Plus de 7 milliards de dollars ont été retirés des principaux fonds de crédit privés à la fin de l'année dernière. Les grands investisseurs ne peuvent plus rester les bras croisés. Les faillites retentissantes de First Brands et de Tricolor ont semé l'inquiétude, car ces deux entreprises étaient lourdement endettées grâce à des prêts et des dettes adossées à des actifs, contractés auprès des banques.
Les fonds gérés par Apollo, Ares, Barings, Blackstone, Blue Owl, Cliffwater, Oaktree et HPS (BlackRock) ont tous subi des pertes. Les données, issues des documents déposés auprès de la SEC, montrent une forte augmentation des rachats. La plupart représentent environ 5 % de la valeur nette du fonds après déduction de la dette. Et ce n'est pas fini.
D'autres rapports devraient paraître dans les prochaines semaines. Les dirigeants indiquent que le total sera plus élevé.
Et comme le marché du crédit privé représente 2 300 milliards de dollars, si la confiance continue de chuter, cela déclenchera presque defi un krach des actions cotées en bourse.
Vendredi, l'indice S&P 500 a reculé de 0,06 % et a clôturé à 6 940,01 points, le Nasdaq Composite a légèrement baissé de 0,06 % pour s'établir à 23 515,39 points, et le Dow Jones Industrial Average a chuté de 0,17 % pour terminer à 49 359,33 points.
Puis, Jamie Dimon, le patron de JPMorgan, lance un avertissement inquiétant : « Quand vous voyez un cafard, il y en a probablement d'autres. »
La demande avait déjà commencé à ralentir. La Fed a annoncé des baisses de taux imminentes. Des taux plus bas signifient des rendements plus faibles, notamment pour les fonds détenant des prêts à taux variable. Certains fonds ont drastiquement réduit leurs dividendes, ce qui a encore davantage inquiété les investisseurs.
La pression s'est principalement exercée sur les BDC non cotées et les fonds à échéance fixe. Ces derniers constituent les principaux points d'entrée des investisseurs particuliers et fortunés dans le crédit privé.

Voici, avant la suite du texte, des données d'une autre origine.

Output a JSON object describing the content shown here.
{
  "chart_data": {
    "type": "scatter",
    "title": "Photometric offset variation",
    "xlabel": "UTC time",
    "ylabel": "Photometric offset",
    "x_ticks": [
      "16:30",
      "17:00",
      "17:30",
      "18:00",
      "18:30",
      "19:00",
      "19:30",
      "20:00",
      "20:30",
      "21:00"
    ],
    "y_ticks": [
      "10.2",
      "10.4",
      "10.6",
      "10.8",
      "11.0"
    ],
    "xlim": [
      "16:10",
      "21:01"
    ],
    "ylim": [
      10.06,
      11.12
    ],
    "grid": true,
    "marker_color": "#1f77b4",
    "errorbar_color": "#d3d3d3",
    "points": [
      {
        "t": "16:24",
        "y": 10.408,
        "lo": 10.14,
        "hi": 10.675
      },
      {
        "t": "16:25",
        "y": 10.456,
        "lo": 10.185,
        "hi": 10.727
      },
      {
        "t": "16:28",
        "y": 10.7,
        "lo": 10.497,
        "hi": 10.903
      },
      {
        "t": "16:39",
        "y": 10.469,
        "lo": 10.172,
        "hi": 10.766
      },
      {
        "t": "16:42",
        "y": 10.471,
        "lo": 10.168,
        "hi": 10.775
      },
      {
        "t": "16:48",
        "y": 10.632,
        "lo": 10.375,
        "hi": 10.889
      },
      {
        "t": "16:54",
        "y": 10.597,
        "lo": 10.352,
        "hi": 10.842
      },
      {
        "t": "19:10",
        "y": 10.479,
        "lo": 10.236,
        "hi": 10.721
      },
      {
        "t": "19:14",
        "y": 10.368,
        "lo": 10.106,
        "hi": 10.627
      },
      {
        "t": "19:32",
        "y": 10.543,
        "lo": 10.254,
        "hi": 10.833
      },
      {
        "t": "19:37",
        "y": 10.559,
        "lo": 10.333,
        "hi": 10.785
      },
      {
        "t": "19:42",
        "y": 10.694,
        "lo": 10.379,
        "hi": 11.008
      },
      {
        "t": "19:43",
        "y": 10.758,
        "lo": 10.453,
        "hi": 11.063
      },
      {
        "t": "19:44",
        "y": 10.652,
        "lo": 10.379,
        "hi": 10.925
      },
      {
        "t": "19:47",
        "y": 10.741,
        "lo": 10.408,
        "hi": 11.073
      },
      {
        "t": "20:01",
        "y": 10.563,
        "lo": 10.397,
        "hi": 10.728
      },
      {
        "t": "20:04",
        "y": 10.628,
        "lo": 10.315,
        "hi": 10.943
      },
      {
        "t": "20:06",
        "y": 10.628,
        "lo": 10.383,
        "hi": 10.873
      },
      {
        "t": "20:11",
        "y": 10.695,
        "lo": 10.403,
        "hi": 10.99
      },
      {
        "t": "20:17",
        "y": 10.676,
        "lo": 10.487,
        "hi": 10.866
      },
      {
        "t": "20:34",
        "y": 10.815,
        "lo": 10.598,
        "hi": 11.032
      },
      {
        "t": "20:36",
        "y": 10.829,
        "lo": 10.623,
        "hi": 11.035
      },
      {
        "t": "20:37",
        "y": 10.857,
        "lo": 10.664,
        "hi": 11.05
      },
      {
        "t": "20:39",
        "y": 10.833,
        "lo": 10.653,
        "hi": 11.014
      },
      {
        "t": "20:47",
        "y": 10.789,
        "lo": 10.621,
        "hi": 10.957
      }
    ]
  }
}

En règle générale, les gestionnaires peuvent plafonner les retraits à 5 % par trimestre. Cependant, de nombreux fonds autorisent des retraits supérieurs à ce seuil.

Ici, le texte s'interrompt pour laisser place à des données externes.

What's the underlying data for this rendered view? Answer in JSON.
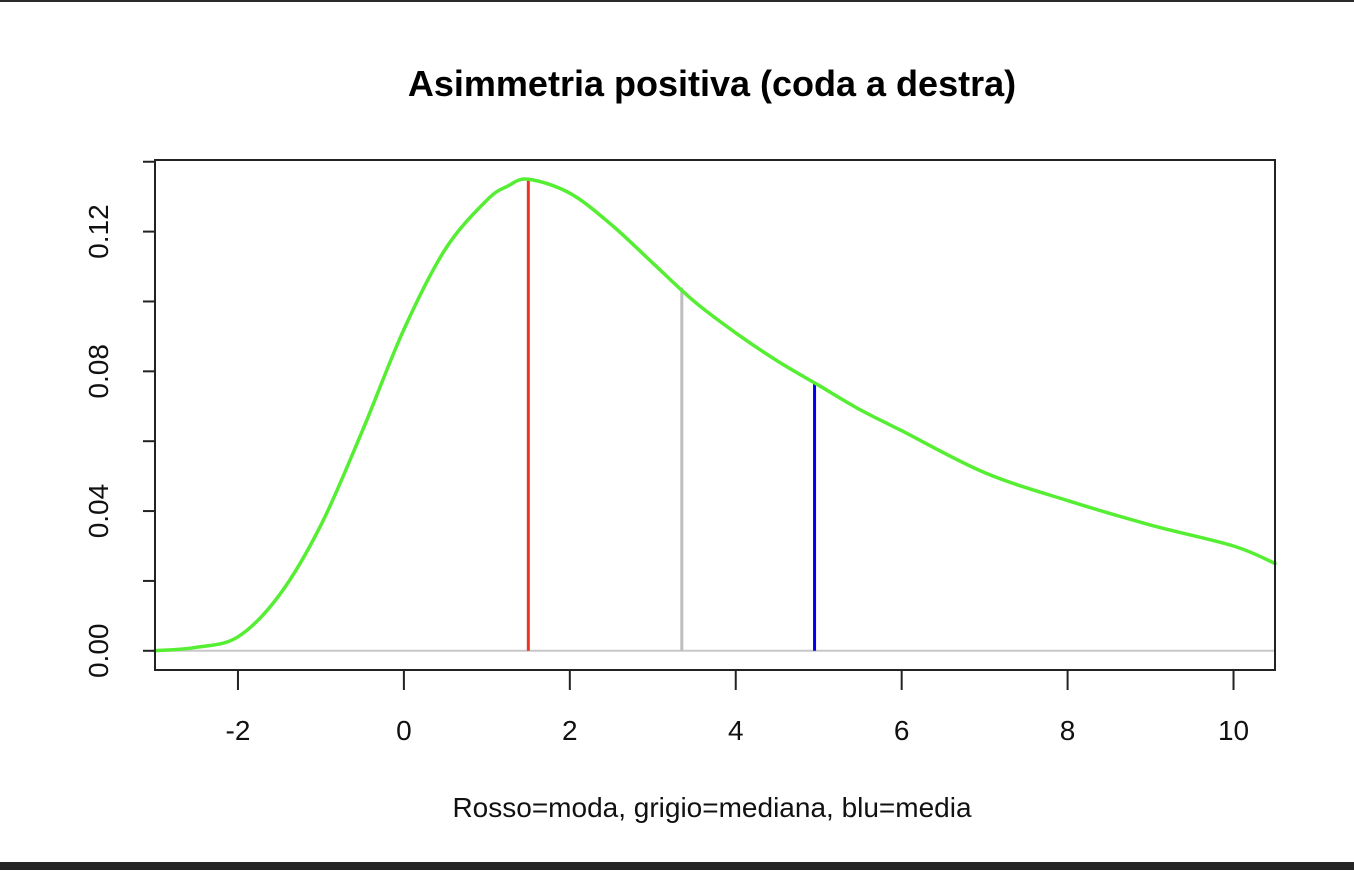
{
  "chart_data": {
    "type": "line",
    "title": "Asimmetria positiva (coda a destra)",
    "xlabel": "Rosso=moda, grigio=mediana, blu=media",
    "ylabel": "",
    "xlim": [
      -3.0,
      10.5
    ],
    "ylim": [
      -0.0055,
      0.1405
    ],
    "x_ticks": [
      -2,
      0,
      2,
      4,
      6,
      8,
      10
    ],
    "x_tick_labels": [
      "-2",
      "0",
      "2",
      "4",
      "6",
      "8",
      "10"
    ],
    "y_ticks": [
      0.0,
      0.02,
      0.04,
      0.06,
      0.08,
      0.1,
      0.12,
      0.14
    ],
    "y_tick_labels": [
      "0.00",
      "",
      "0.04",
      "",
      "0.08",
      "",
      "0.12",
      ""
    ],
    "grid": false,
    "baseline": {
      "y": 0,
      "color": "#c8c8c8"
    },
    "series": [
      {
        "color": "#55ee33",
        "x": [
          -3.0,
          -2.5,
          -2.0,
          -1.5,
          -1.0,
          -0.5,
          0.0,
          0.5,
          1.0,
          1.25,
          1.5,
          2.0,
          2.5,
          3.0,
          3.5,
          4.0,
          4.5,
          5.0,
          5.5,
          6.0,
          7.0,
          8.0,
          9.0,
          10.0,
          10.5
        ],
        "y": [
          0.0,
          0.001,
          0.004,
          0.016,
          0.036,
          0.063,
          0.092,
          0.115,
          0.129,
          0.133,
          0.135,
          0.131,
          0.122,
          0.111,
          0.1,
          0.091,
          0.083,
          0.076,
          0.069,
          0.063,
          0.051,
          0.043,
          0.036,
          0.03,
          0.025
        ]
      }
    ],
    "vlines": [
      {
        "name": "moda",
        "x": 1.5,
        "y_top": 0.135,
        "color": "#ee3322"
      },
      {
        "name": "mediana",
        "x": 3.35,
        "y_top": 0.104,
        "color": "#bebebe"
      },
      {
        "name": "media",
        "x": 4.95,
        "y_top": 0.077,
        "color": "#0000ee"
      }
    ]
  }
}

Le projet de plafonnement des taux d'intérêt à 10 % de Trump suscite de nouvelles craintes
Alors que Wall Street fait face à la fuite des investisseurs, ledent Trump a attisé les tensions en proposant un plafonnement à 10 % des taux d'intérêt sur les cartes de crédit. Les signaux d'alarme n'ont pas tardé à apparaître. L'tronPayments Coalition a analysé les chiffres et a estimé que 82 % à 88 % des détenteurs de cartes perdraient leur carte ou subiraient une forte réduction de leur plafond. Cela représente des millions d'Américains.
Les plus touchés ? Les personnes dont le score de crédit est inférieur à 740. Selon l'EPC, cela représente 175 à 190 millions de personnes qui perdraient leur carte ou verraient leurs possibilités d'utilisation fortement limitées.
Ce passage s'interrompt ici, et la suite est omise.